Passionflower climbs on curling, delicate vines: its intricate purple, yellow, pink, and white blossoms draw the eye magnetically with bright stamen and spaceship-like tendrils that invoke the celestial. While this flower takes its name from the crucifixion of Christ, it finds spiritual symbolism in many cultures, and its medicinal traditions date back thousands of years.
Native American tribes such as the Algonquin and the Cherokee used passionflower to treat a variety of ailments, including anxiety. Today natural medicine practitioners and herbalists recommend passionflower for the same purpose: to treat conditions such as stress, insomnia, and an overactive body and mind.
Passionflower is a plant with gentle effects, and sometimes used as a nighttime sedative along with other calming herbs like chamomile and valerian root. It lacks the heaviness of some sedative herbs, but works well for daytime relief and alongside many other medicinal plants. The plant is revered by many for its ability to take the edge off without leaving one groggy.
Due to the its calming effects, passionflower is known to work well alongside cannabis, and has recently found a home in stress-relieving cannabis products — particularly those geared more towards relaxation rather than the energetic and cerebral.

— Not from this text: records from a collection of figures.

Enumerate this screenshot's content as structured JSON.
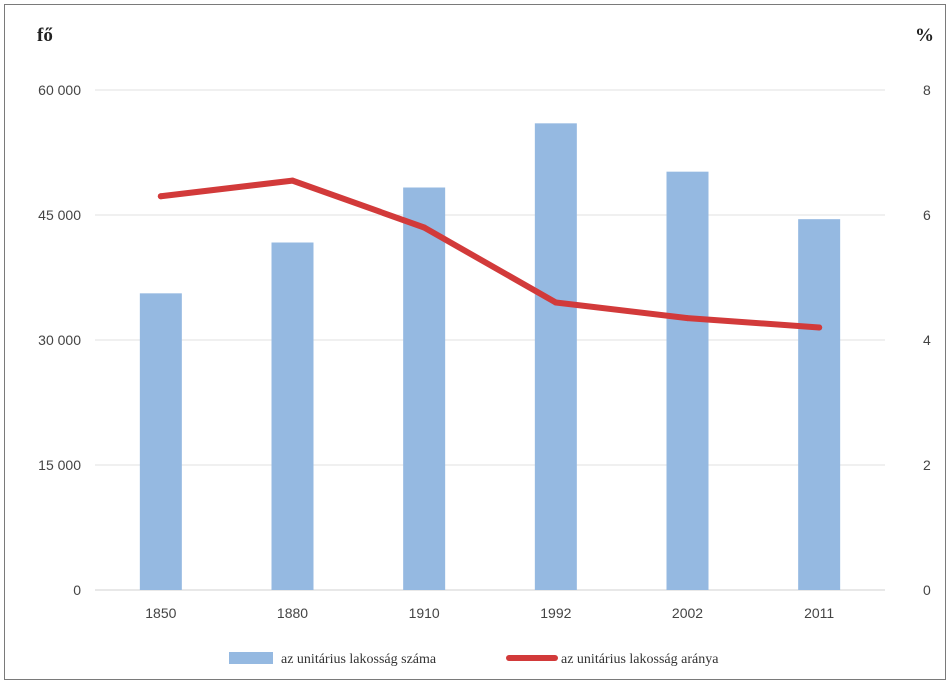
{
  "chart_data": {
    "type": "bar",
    "categories": [
      "1850",
      "1880",
      "1910",
      "1992",
      "2002",
      "2011"
    ],
    "series": [
      {
        "name": "az unitárius lakosság száma",
        "kind": "bar",
        "axis": "left",
        "color": "#95b9e1",
        "values": [
          35600,
          41700,
          48300,
          56000,
          50200,
          44500
        ]
      },
      {
        "name": "az unitárius lakosság aránya",
        "kind": "line",
        "axis": "right",
        "color": "#d23a3a",
        "values": [
          6.3,
          6.55,
          5.8,
          4.6,
          4.35,
          4.2
        ]
      }
    ],
    "y_left": {
      "label": "fő",
      "ylim": [
        0,
        60000
      ],
      "ticks": [
        "0",
        "15 000",
        "30 000",
        "45 000",
        "60 000"
      ]
    },
    "y_right": {
      "label": "%",
      "ylim": [
        0,
        8
      ],
      "ticks": [
        "0",
        "2",
        "4",
        "6",
        "8"
      ]
    },
    "grid": true,
    "legend_position": "bottom"
  }
}
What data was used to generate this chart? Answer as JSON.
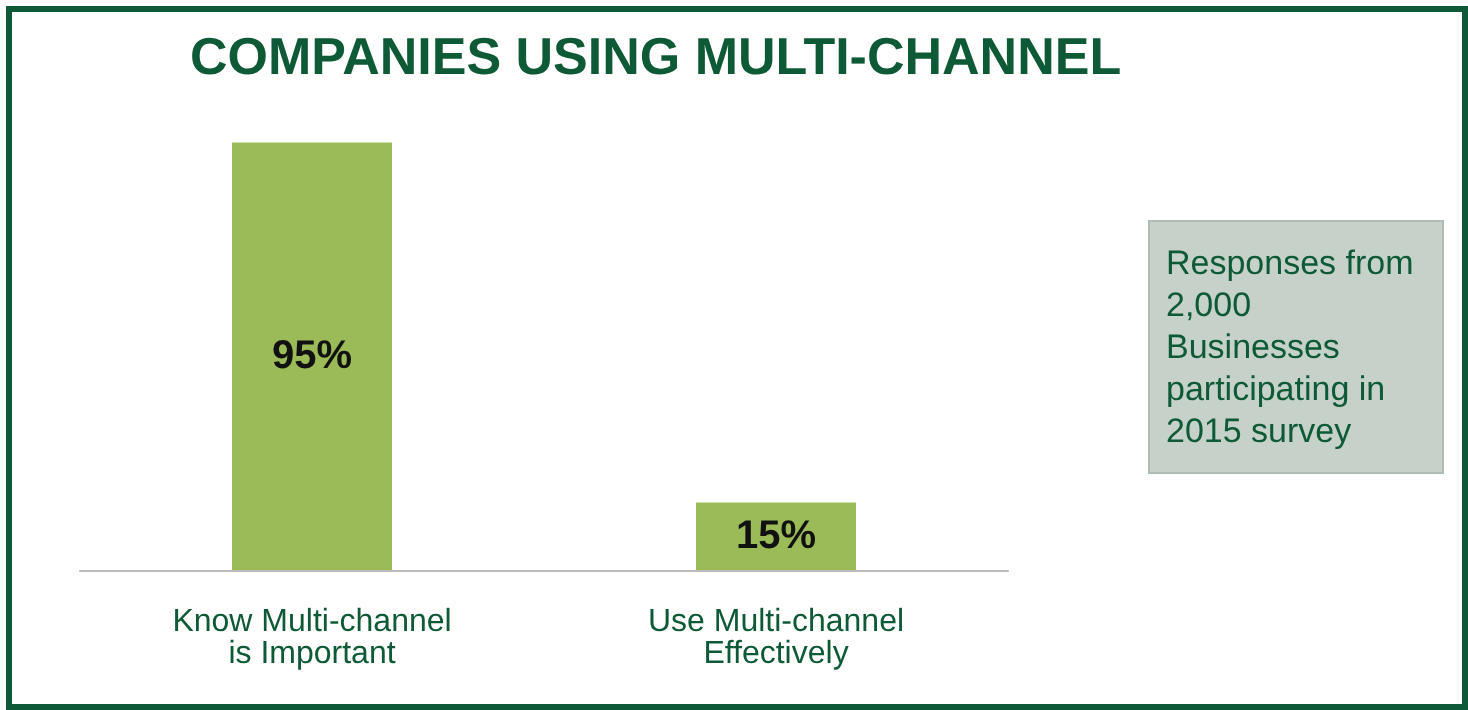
{
  "chart_data": {
    "type": "bar",
    "title": "COMPANIES USING MULTI-CHANNEL",
    "categories": [
      "Know Multi-channel\nis Important",
      "Use Multi-channel\nEffectively"
    ],
    "values": [
      95,
      15
    ],
    "value_labels": [
      "95%",
      "15%"
    ],
    "color": "#9bbb59",
    "annotations": [
      "Responses from 2,000 Businesses participating in 2015 survey"
    ]
  }
}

HerbaBuena, a cannabis apothecary and maker of elixirs that combined cannabis and “synergistic herbs,” offers a “Lullaby” Calming Tincture that integrates passionflower, hops, and cannabis. The THC-strong blend relieves daily anxiety and is a sleep aid.
However, there are also passionflower products infused with CBD, too. Taken with an elevating, high-THC strain, passionflower has the potential to prevent the high from being too intense. When CBD is added to a passionflower potion, it could drift the drinker even more effortlessly into dreamland.